Data Migration White Paper

London - New York - Dubai - Hong Kong - Mumbai 2011

Technical Data Migration in Six Steps by

Wael O. Elrifai, July 2011

2

Confidential - not for redistribution

Abstract

Data Migration is a field that is often overlooked as a simple step between retiring an existing

platform and bringing to life a new one. The reality is that we are constantly migrating data between

systems, implementing new applications, setting up co-existence scenarios and sharing information

in a way that could be thought of as data migration.

The actual task of data migration is a complex one requiring experience and a detailed

understanding of the steps to be taken, both in terms of business process and technical

implementation. This includes a clear delineation of responsibility between IT and business, since far

too often the job of manipulating data is relegated to IT, well outside of their core competency.

Enabling the migration requires a team experienced in abstracting the technical details such that the

business team can implement their rules for migration without ever writing a single line of code, a

task for IT.

This document focuses on technical architecture rather than process. We describe an architecture

that we’ve found to be ideal in dozens of large data migration scenarios at organizations ranging

from global Fortune 500 companies to local Small Businesses. This architecture is portable between

different software toolsets; we’ve implemented it in hand-coded systems as well as open source and

best-of-breed ETL/DQ solutions.

This document is aimed at anyone who’s about to embark on a data migration task, or who is trying

to rescue an existing project that is “off-plan”. To gain the most from this document, you should only

require a rudimentary understanding of the terminology of data handling, terms such as ETL

(Extract, Transform, and Load) and Reference Data (e.g. ISO currency codes, lists of possible post

code).

3


Introduction

The Peak solution for data migration involves a 6-stage process designed to isolate and validate

elemental data changes at the lowest level, hierarchy changes, referential integrity checks, duplicate

checks and capture metadata into distinct steps such that they can be easily tracked, reversed, and a

complete lineage exists for audit purposes. The diagram describes the process at a high level, a more

detailed description can be found below. Please bear in mind that a “stage” refers to the staging

area and the preceding technical ETL/DQ process between the previous stage and that stage. This

document is by no means a complete description of the systems and processes required, but it’s a

good indicator as to the technical elements and requirements of a good data migration system.

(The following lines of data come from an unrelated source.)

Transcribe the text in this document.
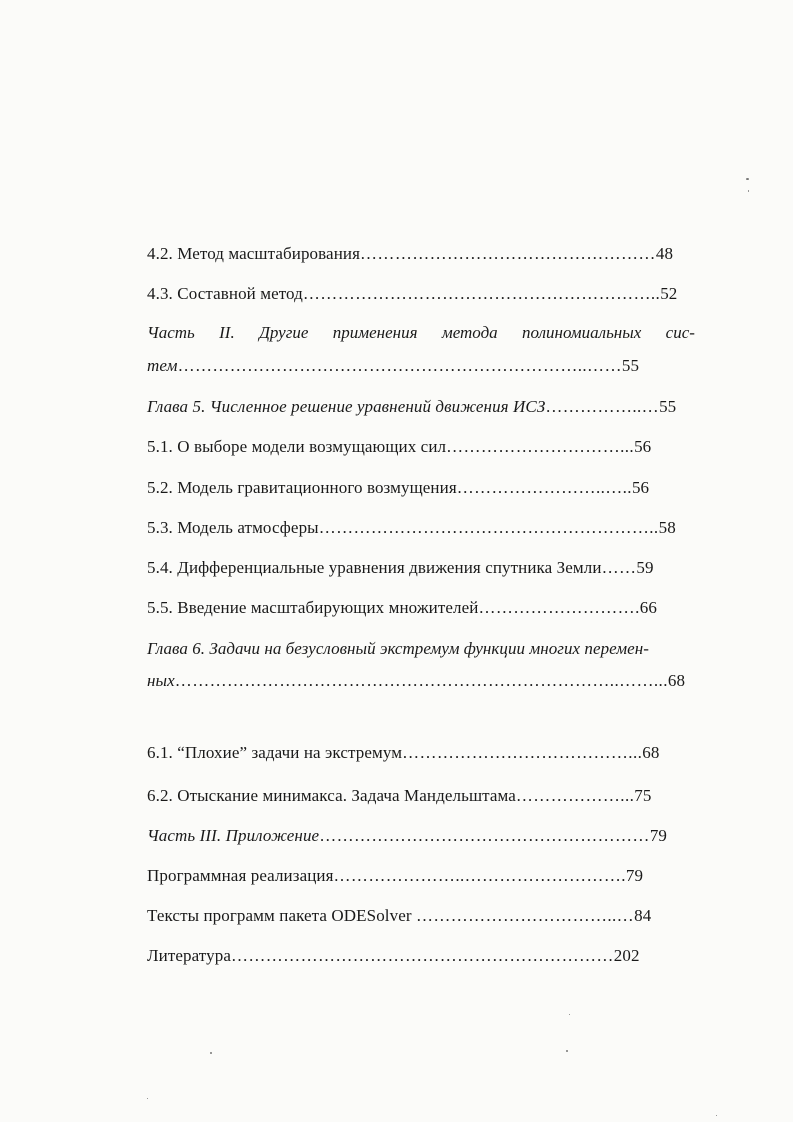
4.2. Метод масштабирования……………………………………………48
4.3. Составной метод……………………………………………………..52
Часть II. Другие применения метода полиномиальных сис-
тем……………………………………………………………..……55
Глава 5. Численное решение уравнений движения ИСЗ……………..…55
5.1. О выборе модели возмущающих сил…………………………...56
5.2. Модель гравитационного возмущения……………………..…..56
5.3. Модель атмосферы…………………………………………………..58
5.4. Дифференциальные уравнения движения спутника Земли……59
5.5. Введение масштабирующих множителей……………………….66
Глава 6. Задачи на безусловный экстремум функции многих перемен-
ных…………………………………………………………………..……...68
6.1. “Плохие” задачи на экстремум…………………………………...68
6.2. Отыскание минимакса. Задача Мандельштама………………...75
Часть III. Приложение…………………………………………………79
Программная реализация…………………..……………………….79
Тексты программ пакета ODESolver ……………………………..…84
Литература…………………………………………………………202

This architecture is not tied to a particular ETL tool, but Peak does recommend the use of tools to aid

in re-usability and visibility of process. Some tools are better suited to the “pivot” tasks required at

some points though all major commercial and open source ETL tools can provide the necessary

functionality. No data is deleted at any point within the stages, any data that does not pass a

particular stage is excluded via the error logging mechanism and a “warning” or “error” flag attached

to the record by Stage and Surrogate ID (SID).

Stage 1: Data is read directly from source systems in the native code page and put into database

staging areas in a format and ER model that exactly matches the source systems, whether they are

ERPs, bespoke systems, flat files, or semi-structured data. Some metadata is added to aid in tracking

of records in the form of a surrogate ID (SID) as well as timestamp, source, and other metadata as

appropriate for the system.

Stage 2: Data is moved from the Stage 1 area to the Stage 2 area. Only that subset of columns

considered necessary in the data map to target systems are moved, including any fields necessary to

perform calculations but not necessarily designed to be loaded to the target, as well as all metadata.

SIDs are maintained to provide easy “back tracking”. Any filtering rules to remove data known to be

irrelevant to the migration is performed. Duplicates are removed as deemed appropriate (i.e.

customer master data might be removed while transactions are persisted). Data is still maintained in

the entity-relationship model of the source systems less the columns that have been deemed

extraneous. All actions are logged in the audit and error data model with error data being excluded

from the target.

Stage 3: Data is mapped from the old entity-relationship model to the new one, metadata is

transferred, SIDs maintained, and all actions logged while error records are excluded from the

target. It is important to note that no data translations or calculations have taken place yet. The data

is in the target ER model but not necessarily in the target data formats. All data types are defined as

VARCHAR (MAX LENGTH) to avoid rejecting any source data.

Stage 4: Data is translated to meet target system rules, implement functional requirements, and

checked against target system reference data. All metadata and SIDs are maintained and all actions

logged, both audit and error information. A second duplicate check is performed here to account for

the potential for “new” duplicates create by data translation, of course the concept of a duplicate is

one requiring a business and technical definition. The target data model including data types have

4


now been put in place and a column-by-column check is enforced to ensure that no data violate the

datatype constraints in the target system. Error records are excluded from the target and logged.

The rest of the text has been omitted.